Abogado: Lic. Efigenio María Torres.
SALA CIVIL Y COMERCIAL
Rechaza
Audiencia pública del 19 de febrero de 2014.
Preside: Julio César Castaños Guzmán.
D IOS , P ATRIA Y L IBERTAD
En Nombre de la República, la Sala Civil y Comercial de la Suprema Corte de Justicia, actuando como Corte de Casación, dicta en audiencia pública la sentencia siguiente:
Sobre el recurso de casación interpuesto por la sociedad comercial Edenorte Dominicana, S. A., en su calidad de continuadora jurídica de la Empresa Distribuidora de Electricidad del Norte, S. A. (Edenorte), constituida y operante de conformidad con les leyes de la República Dominicana, con su domicilio y asiento social ubicado en la avenida Juan Pablo Duarte núm. 74, en la ciudad de Santiago de los Caballeros, municipio y provincia de Santiago, República Dominicana, debidamente representada por su director general, señor Héctor Eduardo Saavedra Pizarro, chileno, mayor de edad, soltero, ingeniero eléctrico, titular del pasaporte núm. 5.280.465-5, domiciliado y residente en la ciudad de Santiago de los Caballeros, contra la sentencia núm. 226-2012, dictada en fecha 4 de abril de 2012, por la Segunda Sala de la Cámara Civil y Comercial de la Corte de Apelación del Distrito Nacional, cuyo dispositivo se copia más adelante;
Oído al alguacil de turno en la lectura del rol;
Oído en la lectura de sus conclusiones al Lic. Efigenio María Torres, abogado de la parte recurrida, Flor Divina Minaya Solís;
Oído el dictamen de la magistrada Procuradora General Adjunta de la República, el cual termina: Único: Que en el caso de la especie, tal y como señala el segundo párrafo del artículo 11 de la Ley No. 3726, de fecha 29 del mes de diciembre del año 1953, sobre Procedimiento de Casación, por tratarse de un asunto que no ha sido objeto de comunicación al Ministerio Público por ante los Jueces de fondo, “Dejamos al criterio de la Suprema Corte de Justicia, la solución del presente recurso de casación”;
Visto el memorial de casación depositado en la Secretaría General de la Suprema Corte de Justicia, el 4 de julio
de 2012, suscrito por los Licdos. Pedro Domínguez Brito, Robert Martínez Vargas y Johdanni Camacho Jáquez, abogados de la parte recurrente, Edenorte Dominicana.

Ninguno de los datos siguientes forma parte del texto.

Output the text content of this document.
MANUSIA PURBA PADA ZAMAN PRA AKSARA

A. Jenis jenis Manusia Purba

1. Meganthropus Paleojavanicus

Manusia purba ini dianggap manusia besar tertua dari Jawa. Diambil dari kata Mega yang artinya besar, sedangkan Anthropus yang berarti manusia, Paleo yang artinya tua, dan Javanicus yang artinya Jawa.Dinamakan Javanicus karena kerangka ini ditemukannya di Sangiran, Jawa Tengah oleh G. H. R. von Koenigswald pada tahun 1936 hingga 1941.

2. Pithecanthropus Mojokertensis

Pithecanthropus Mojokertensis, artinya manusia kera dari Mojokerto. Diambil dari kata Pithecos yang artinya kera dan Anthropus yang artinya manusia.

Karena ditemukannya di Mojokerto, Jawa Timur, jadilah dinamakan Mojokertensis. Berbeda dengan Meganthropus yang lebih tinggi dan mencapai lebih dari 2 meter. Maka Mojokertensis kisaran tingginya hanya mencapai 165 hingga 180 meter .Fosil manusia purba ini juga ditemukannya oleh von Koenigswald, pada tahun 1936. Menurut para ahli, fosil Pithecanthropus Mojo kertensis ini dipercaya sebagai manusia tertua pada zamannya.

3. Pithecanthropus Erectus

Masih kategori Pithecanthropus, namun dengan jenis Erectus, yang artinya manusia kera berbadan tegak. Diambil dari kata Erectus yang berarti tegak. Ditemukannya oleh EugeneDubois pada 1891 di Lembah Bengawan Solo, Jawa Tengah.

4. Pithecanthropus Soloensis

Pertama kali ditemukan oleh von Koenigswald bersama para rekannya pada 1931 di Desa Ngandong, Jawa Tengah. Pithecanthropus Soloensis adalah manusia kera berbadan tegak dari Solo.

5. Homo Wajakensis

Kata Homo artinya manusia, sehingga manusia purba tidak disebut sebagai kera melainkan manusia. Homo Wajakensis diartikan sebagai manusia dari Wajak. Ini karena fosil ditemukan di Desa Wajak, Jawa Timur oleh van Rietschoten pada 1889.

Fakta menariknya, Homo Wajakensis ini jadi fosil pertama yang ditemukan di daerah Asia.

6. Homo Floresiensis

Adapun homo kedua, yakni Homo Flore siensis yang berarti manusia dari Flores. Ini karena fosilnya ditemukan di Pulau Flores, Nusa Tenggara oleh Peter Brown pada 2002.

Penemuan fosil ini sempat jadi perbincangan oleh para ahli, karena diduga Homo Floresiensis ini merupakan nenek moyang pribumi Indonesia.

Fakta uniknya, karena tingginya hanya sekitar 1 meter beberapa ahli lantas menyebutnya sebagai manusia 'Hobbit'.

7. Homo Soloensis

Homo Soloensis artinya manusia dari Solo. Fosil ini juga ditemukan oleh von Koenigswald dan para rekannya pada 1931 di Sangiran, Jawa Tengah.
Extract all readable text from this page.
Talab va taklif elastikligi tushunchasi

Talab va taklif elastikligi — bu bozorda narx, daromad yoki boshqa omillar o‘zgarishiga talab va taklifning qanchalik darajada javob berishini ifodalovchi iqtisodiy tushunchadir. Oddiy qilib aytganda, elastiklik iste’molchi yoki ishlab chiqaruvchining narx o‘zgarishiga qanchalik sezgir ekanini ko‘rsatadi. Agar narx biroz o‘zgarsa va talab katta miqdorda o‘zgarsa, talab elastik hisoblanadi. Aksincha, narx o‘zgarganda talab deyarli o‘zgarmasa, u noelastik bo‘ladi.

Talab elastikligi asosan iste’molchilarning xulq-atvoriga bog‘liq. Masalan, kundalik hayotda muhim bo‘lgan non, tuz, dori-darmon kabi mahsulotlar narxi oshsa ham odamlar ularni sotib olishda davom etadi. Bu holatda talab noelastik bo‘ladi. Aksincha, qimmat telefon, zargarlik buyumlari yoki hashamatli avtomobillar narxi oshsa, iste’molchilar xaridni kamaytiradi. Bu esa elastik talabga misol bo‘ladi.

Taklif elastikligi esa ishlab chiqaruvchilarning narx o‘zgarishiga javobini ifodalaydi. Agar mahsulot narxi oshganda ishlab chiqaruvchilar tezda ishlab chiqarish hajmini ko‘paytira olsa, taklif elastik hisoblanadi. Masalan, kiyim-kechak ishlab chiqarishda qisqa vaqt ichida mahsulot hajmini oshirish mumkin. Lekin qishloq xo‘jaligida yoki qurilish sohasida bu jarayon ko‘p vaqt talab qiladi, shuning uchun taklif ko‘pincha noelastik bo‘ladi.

S. A., en el cual se invocan los medios de casación que se indican más adelante;
Visto el memorial de defensa depositado en la Secretaría General de la Suprema Corte de Justicia, el 12 de octubre de 2012, suscrito por el Lic. Efigenio María Torres, abogado de la parte recurrida, Flor Divina Minaya Solís;
Vistos, la Constitución de la República, los Tratados Internacionales de Derechos Humanos de los cuales la República Dominicana es signataria, las decisiones dictadas en materia constitucional, las sentencias de la Corte Interamericana de Derechos Humanos; la Ley núm. 25 del 15 de octubre de 1991, modificada por la Ley núm. 156 de fecha 10 de julio de 1997, y los artículos 1 y 65 de la Ley núm. 3726, sobre Procedimiento de Casación, de fecha 29 de diciembre de 1953, modificada por la Ley núm. 491/08, de fecha 19 de diciembre de 2008;
La CORTE, en audiencia pública del 20 de noviembre de 2013, estando presentes los jueces Julio César Castaños Guzmán, Presidente; Víctor José Castellanos Estrella, Martha Olga García Santamaría y José Alberto Cruceta Almánzar, asistidos de la Secretaria;
Visto el auto dictado el 17 de febrero de 2014, por el magistrado Julio César Castaños Guzmán, Presidente de la Sala Civil y Comercial de la Suprema Corte de Justicia, por medio del cual llama al magistrado Francisco Antonio Jerez Mena, juez de esta Sala, para integrar la misma en la deliberación y fallo del recurso de casación de que se trata, de conformidad con la Ley núm. 926 de fecha 21 de julio de 1935, reformada por el artículo 2 de la Ley núm.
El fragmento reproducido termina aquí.